Friday, January 14, 2011

Palace in time

Keeping with the theme of Zen but circling back a bit to architectural motifs in religion as well...

In his beautiful work, The Sabbath, A.J. Heschel imagines Jewish sacred time in palatial terms:

"The seventh day is a palace in time in which we build."

If you have been reading my earlier posts, you'd see the likeness of this metaphor to that of St. Theresa of Avila's castle of the soul. I like architectural metaphors in conveying religious ideas...clearly! BUT that's not the connection I am interested in making here.

Heschel argues that the Sabbath, a palace in time, is built by non-action.
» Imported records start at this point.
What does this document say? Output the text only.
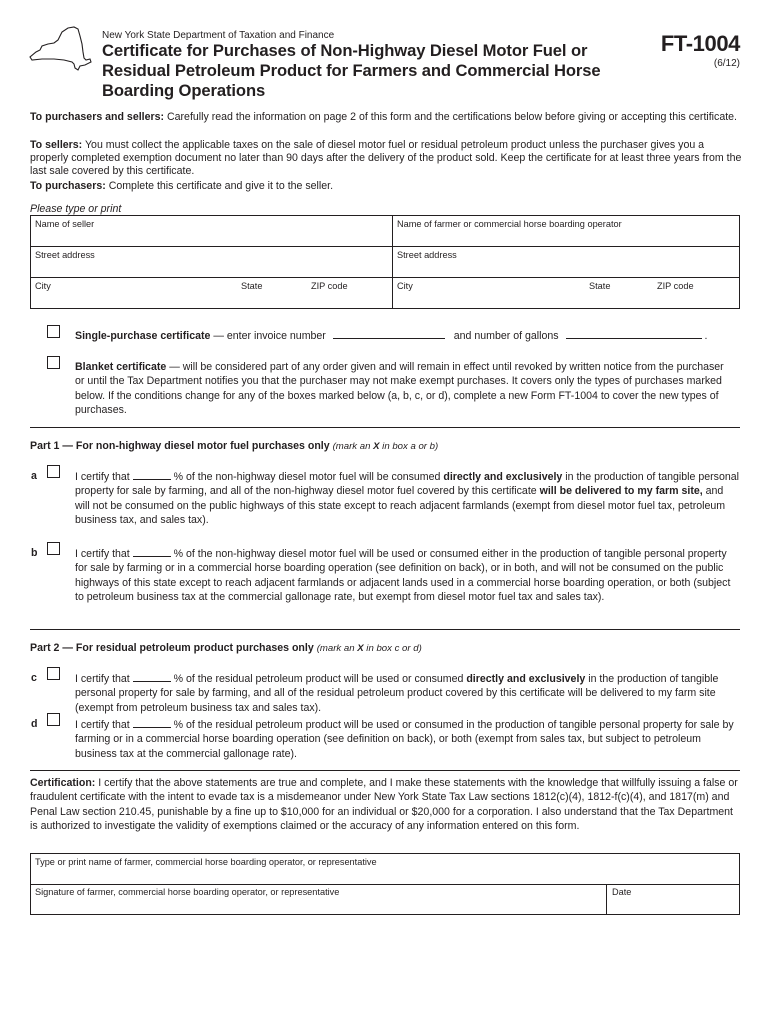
New York State Department of Taxation and Finance
Certificate for Purchases of Non-Highway Diesel Motor Fuel or Residual Petroleum Product for Farmers and Commercial Horse Boarding Operations
FT-1004
(6/12)
To purchasers and sellers: Carefully read the information on page 2 of this form and the certifications below before giving or accepting this certificate.
To sellers: You must collect the applicable taxes on the sale of diesel motor fuel or residual petroleum product unless the purchaser gives you a properly completed exemption document no later than 90 days after the delivery of the product sold. Keep the certificate for at least three years from the last sale covered by this certificate.
To purchasers: Complete this certificate and give it to the seller.
Please type or print
Name of seller	Name of farmer or commercial horse boarding operator
Street address	Street address
City	State	ZIP code	City	State	ZIP code
Single-purchase certificate — enter invoice number	and number of gallons	.
Blanket certificate — will be considered part of any order given and will remain in effect until revoked by written notice from the purchaser or until the Tax Department notifies you that the purchaser may not make exempt purchases. It covers only the types of purchases marked below. If the conditions change for any of the boxes marked below (a, b, c, or d), complete a new Form FT-1004 to cover the new types of purchases.
Part 1 — For non-highway diesel motor fuel purchases only (mark an X in box a or b)
a	I certify that	% of the non-highway diesel motor fuel will be consumed directly and exclusively in the production of tangible personal property for sale by farming, and all of the non-highway diesel motor fuel covered by this certificate will be delivered to my farm site, and will not be consumed on the public highways of this state except to reach adjacent farmlands (exempt from diesel motor fuel tax, petroleum business tax, and sales tax).
b	I certify that	% of the non-highway diesel motor fuel will be used or consumed either in the production of tangible personal property for sale by farming or in a commercial horse boarding operation (see definition on back), or in both, and will not be consumed on the public highways of this state except to reach adjacent farmlands or adjacent lands used in a commercial horse boarding operation, or both (subject to petroleum business tax at the commercial gallonage rate, but exempt from diesel motor fuel tax and sales tax).
Part 2 — For residual petroleum product purchases only (mark an X in box c or d)
c	I certify that	% of the residual petroleum product will be used or consumed directly and exclusively in the production of tangible personal property for sale by farming, and all of the residual petroleum product covered by this certificate will be delivered to my farm site (exempt from petroleum business tax and sales tax).
d	I certify that	% of the residual petroleum product will be used or consumed in the production of tangible personal property for sale by farming or in a commercial horse boarding operation (see definition on back), or both (exempt from sales tax, but subject to petroleum business tax at the commercial gallonage rate).
Certification: I certify that the above statements are true and complete, and I make these statements with the knowledge that willfully issuing a false or fraudulent certificate with the intent to evade tax is a misdemeanor under New York State Tax Law sections 1812(c)(4), 1812-f(c)(4), and 1817(m) and Penal Law section 210.45, punishable by a fine up to $10,000 for an individual or $20,000 for a corporation. I also understand that the Tax Department is authorized to investigate the validity of exemptions claimed or the accuracy of any information entered on this form.
Type or print name of farmer, commercial horse boarding operator, or representative
Signature of farmer, commercial horse boarding operator, or representative	Date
This is a palace that you can only build by non-being/non-doing. Building by not-building sounds a little paradoxical, no? And this is why it becomes a very interesting idea. He writes,

"Indeed, the splendor of the day is expressed in terms of abstentions, just as the mystery of God is conveyed via negationis, in the categories of negative theology which claims that we can never say what He is, we can only say what He is not."

Those familiar with observing Shabbat according to Jewish law know well all the things that are prohibited on that day, including kindling a fire or electrical spark, driving, carrying bags or children out of the house (unless there is a ritually kosher eruv in place), etc. Given how we depend so much on electricity, the internet, riding in vehicles or mass transit in our daily lives, Shabbat is essentially an anti-day. It is the emptiness in time where no other emptiness exists.

What really attracts me to Heschel's discussion of Shabbat as a time for non-action is that it resonates with the Chinese concept of wu-wei, non-action, expressed in Taoism and in Zen Buddhism. Heschel's paradox of how to build a building would be well received in these contexts.

Consider these passages from the Tao te Ching:

"Practice not-doing,
and everything will fall into place."


*

"We join spokes together in a wheel,
but it is the center hole
that makes the wagon move.

We shape clay into a pot,
but it is the emptiness inside
that holds whatever we want.

We hammer wood for a house,
but it is the inner space
that makes it livable."


Heschel would agree that Shabbat is very much like the hole in the middle of the wagon, or the emptiness inside of the pot -- it is the part of the week that makes the rest of the week useful.

Like Taoists and Zen Buddhists, Heschel advocates that it is in the abstaining from performing rituals and other outward displays of worship that leads one to the doors of the most glorious time-place in Jewish life: Shabbat, a place in which the egotistical self and attachment to worldly concerns no longer exists, and one finds renewal and love. He writes,

"Six days a week we try to dominate the world; on the seventh day, we try to dominate the self."

He also writes,

"Much of its spirit can only be understood as an example of love carried to the extreme."

The goal of zazen, seated meditation in Zen Buddhism, is just to sit -- and deeply be, without "doing" anything, achieving a state of total awareness of the present moment with a calm mind. In such a meditation, the self no longer exists and one is able to glimpse with loving eyes at the interconnectedness of all things.

Re: my previous post on Zen poems - I would like to cite another poem that illustrates Heschel's palace in time:

Stillness

十方同聚會 The ten directions converging, 

個個學無爲 Each learning to do nothing,
此是選佛場 This is the hall of Buddha's training
心空及第歸 Mind's empty, all's finished.

Pretty cool connection, huh? Shabbat shalom!